Summer is a time for fun, no doubt. But according to the National Summer Learning Association, most students lose about two months of grade level equivalency in mathematical computation skills over the summer months. While many find summer a time for relaxation and fun, it is also essential to continue learning on a weekly basis. Furthermore, studies conducted by the NSLA indicate that all young people experience learning losses when not engaged in educational activities during the summer. Research spanning over 100 years show students typically score lower on standardized tests at the end of summer than they do on the same tests at the beginning of summer.
While it is imperative for students to relax and enjoy their summer, many find they spend days simply dragging their feet around the house with nothing to do; they are idle and bored. And although they can waste away their days in their room, on the couch in front of the TV, or in the backyard with a magnifying glass smiting an assembly line of ants, let me suggest something better: summer internships. An internship provides valuable working experience outside the traditional school monotony. Not only do you continue to learn when engaged in an internship, but you also develop social skills in a more professional environment with time to enjoy the summer afterwards.
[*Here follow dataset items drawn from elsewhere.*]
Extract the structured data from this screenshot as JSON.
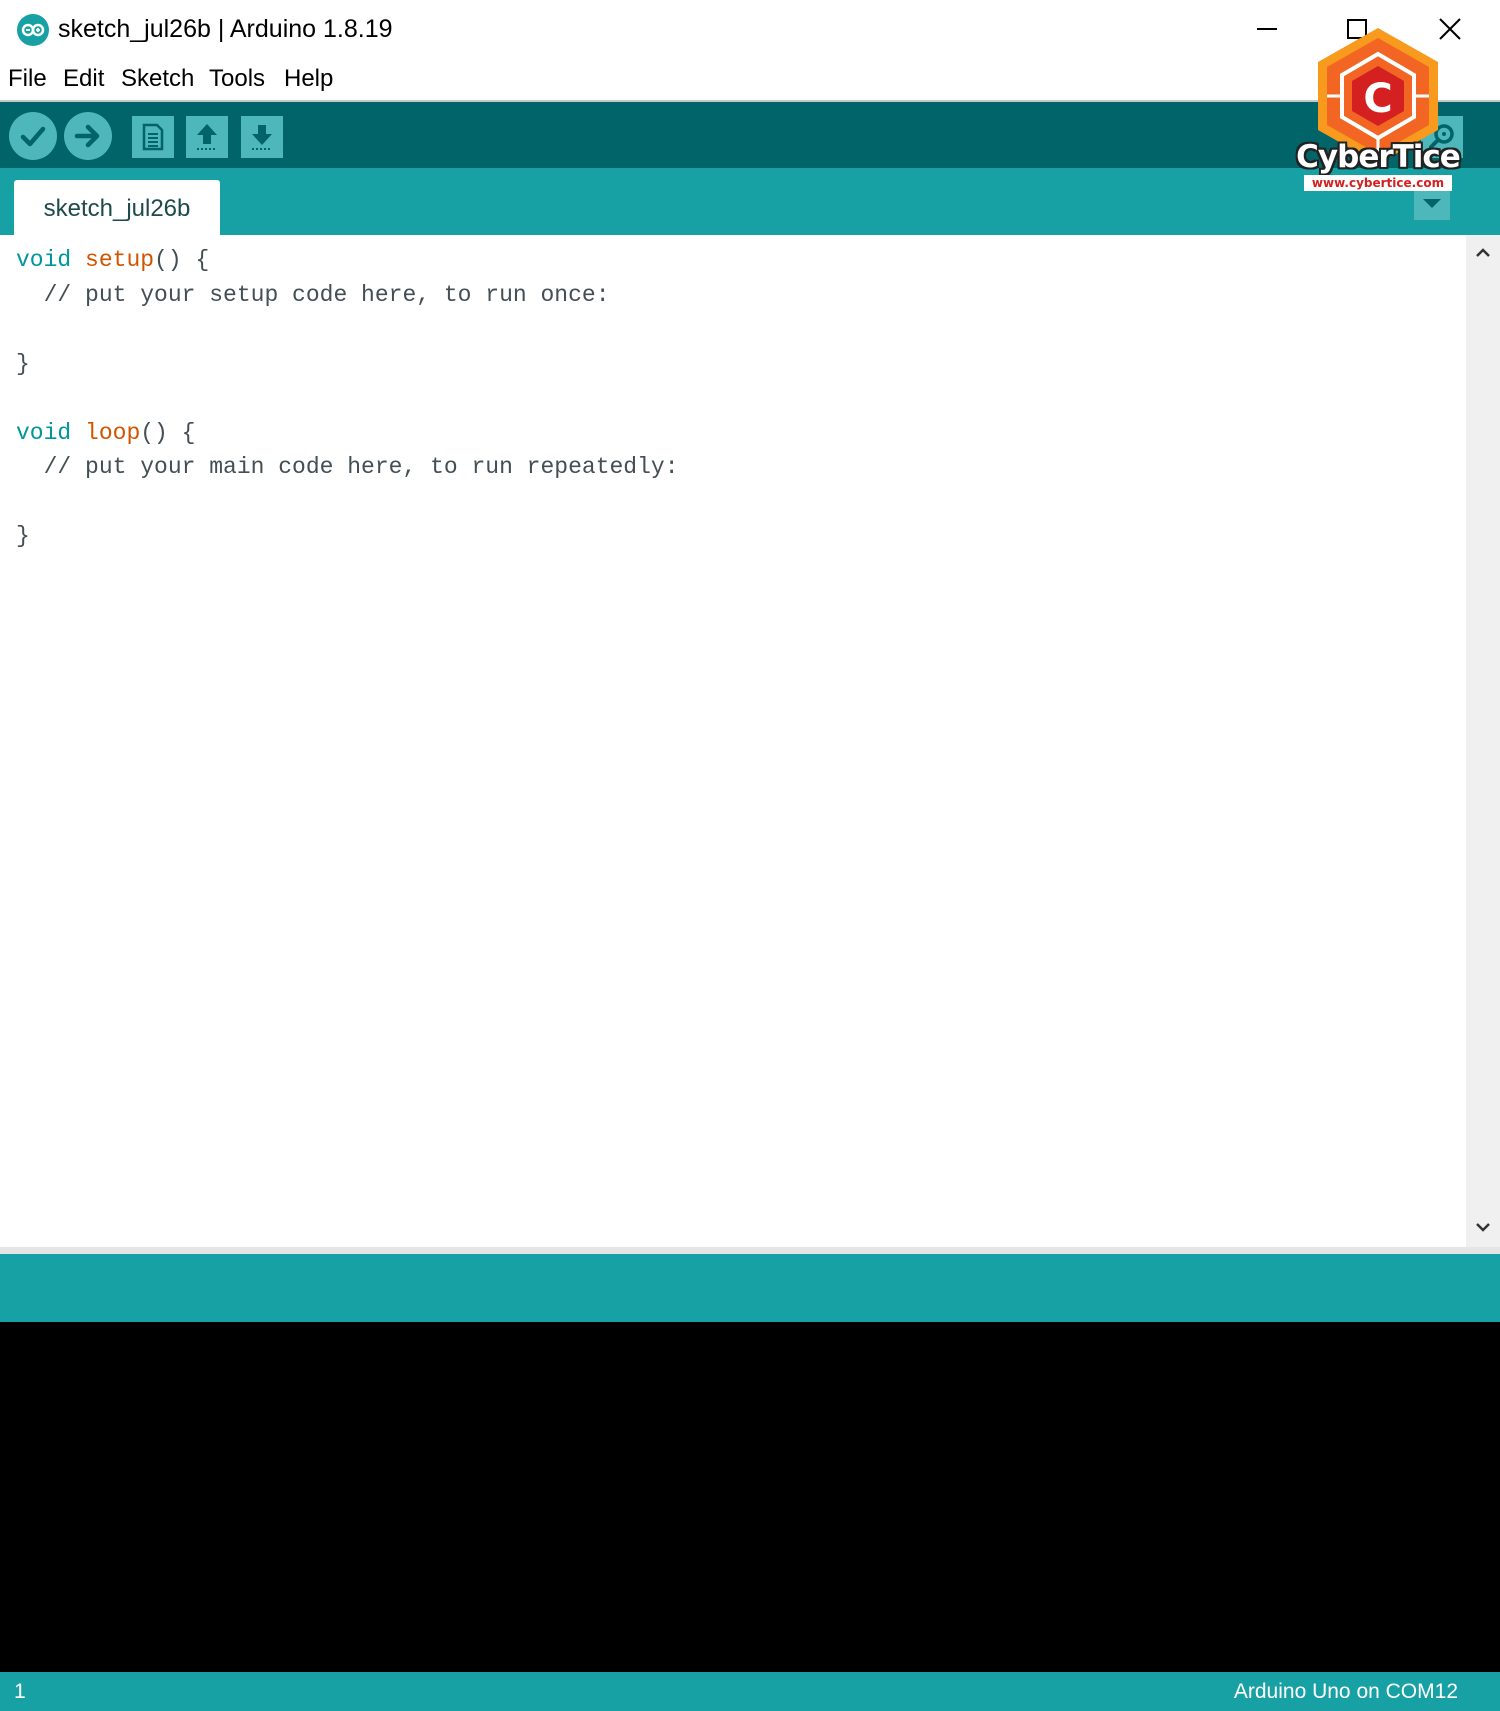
{
  "window": {
    "title": "sketch_jul26b | Arduino 1.8.19"
  },
  "menu": {
    "items": [
      "File",
      "Edit",
      "Sketch",
      "Tools",
      "Help"
    ]
  },
  "toolbar": {
    "buttons": [
      {
        "name": "verify",
        "icon": "check-icon"
      },
      {
        "name": "upload",
        "icon": "arrow-right-icon"
      },
      {
        "name": "new",
        "icon": "document-icon"
      },
      {
        "name": "open",
        "icon": "arrow-up-icon"
      },
      {
        "name": "save",
        "icon": "arrow-down-icon"
      },
      {
        "name": "serial-monitor",
        "icon": "magnifier-icon"
      }
    ]
  },
  "tabs": [
    {
      "label": "sketch_jul26b",
      "active": true
    }
  ],
  "editor": {
    "lines": [
      {
        "k": "void",
        "f": "setup",
        "r": "() {"
      },
      {
        "c": "  // put your setup code here, to run once:"
      },
      {
        "c": ""
      },
      {
        "c": "}"
      },
      {
        "c": ""
      },
      {
        "k": "void",
        "f": "loop",
        "r": "() {"
      },
      {
        "c": "  // put your main code here, to run repeatedly:"
      },
      {
        "c": ""
      },
      {
        "c": "}"
      }
    ]
  },
  "status": {
    "line_number": "1",
    "board": "Arduino Uno on COM12"
  },
  "watermark": {
    "letter": "C",
    "name": "CyberTice",
    "url": "www.cybertice.com"
  },
  "colors": {
    "teal_dark": "#006468",
    "teal": "#17a1a5",
    "button": "#4db7bb",
    "keyword": "#00979c",
    "function": "#d35400",
    "logo_orange": "#f26522",
    "logo_red": "#d42020"
  }
}
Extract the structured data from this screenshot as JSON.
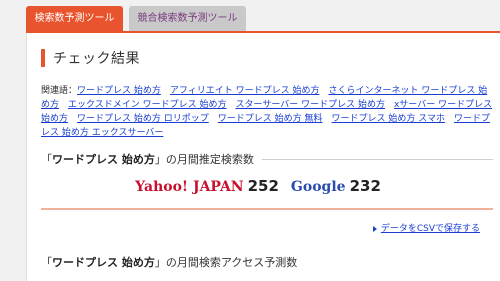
{
  "tabs": [
    {
      "label": "検索数予測ツール",
      "active": true
    },
    {
      "label": "競合検索数予測ツール",
      "active": false
    }
  ],
  "section": {
    "title": "チェック結果"
  },
  "related": {
    "prefix": "関連語：",
    "links": [
      "ワードプレス 始め方",
      "アフィリエイト ワードプレス 始め方",
      "さくらインターネット ワードプレス 始め方",
      "エックスドメイン ワードプレス 始め方",
      "スターサーバー ワードプレス 始め方",
      "xサーバー ワードプレス 始め方",
      "ワードプレス 始め方 ロリポップ",
      "ワードプレス 始め方 無料",
      "ワードプレス 始め方 スマホ",
      "ワードプレス 始め方 エックスサーバー"
    ]
  },
  "volume_section": {
    "open_quote": "「",
    "keyword": "ワードプレス 始め方",
    "close_quote": "」",
    "suffix": "の月間推定検索数"
  },
  "volumes": {
    "yahoo_label": "Yahoo! JAPAN",
    "yahoo_value": "252",
    "google_label": "Google",
    "google_value": "232"
  },
  "csv_link": "データをCSVで保存する",
  "access_section": {
    "open_quote": "「",
    "keyword": "ワードプレス 始め方",
    "close_quote": "」",
    "suffix": "の月間検索アクセス予測数"
  },
  "colors": {
    "accent": "#e8542e",
    "link": "#1a3fd0",
    "yahoo": "#c8102e",
    "google": "#2a4ab0"
  }
}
A 2004 Student Internship Survey conducted by the Regional Internship Center pointed out that 83% of students who participated in an internship rated their experience a seven or higher on a scale with ten being the best. More importantly, surveyed students also valued the opportunity to develop helpful contacts on the job.
So next summer when you have nothing to do, why don’t you try applying for an internship? Colleges like to see that activity on your transcript, you gain experience – it’s definitely a win-win situation.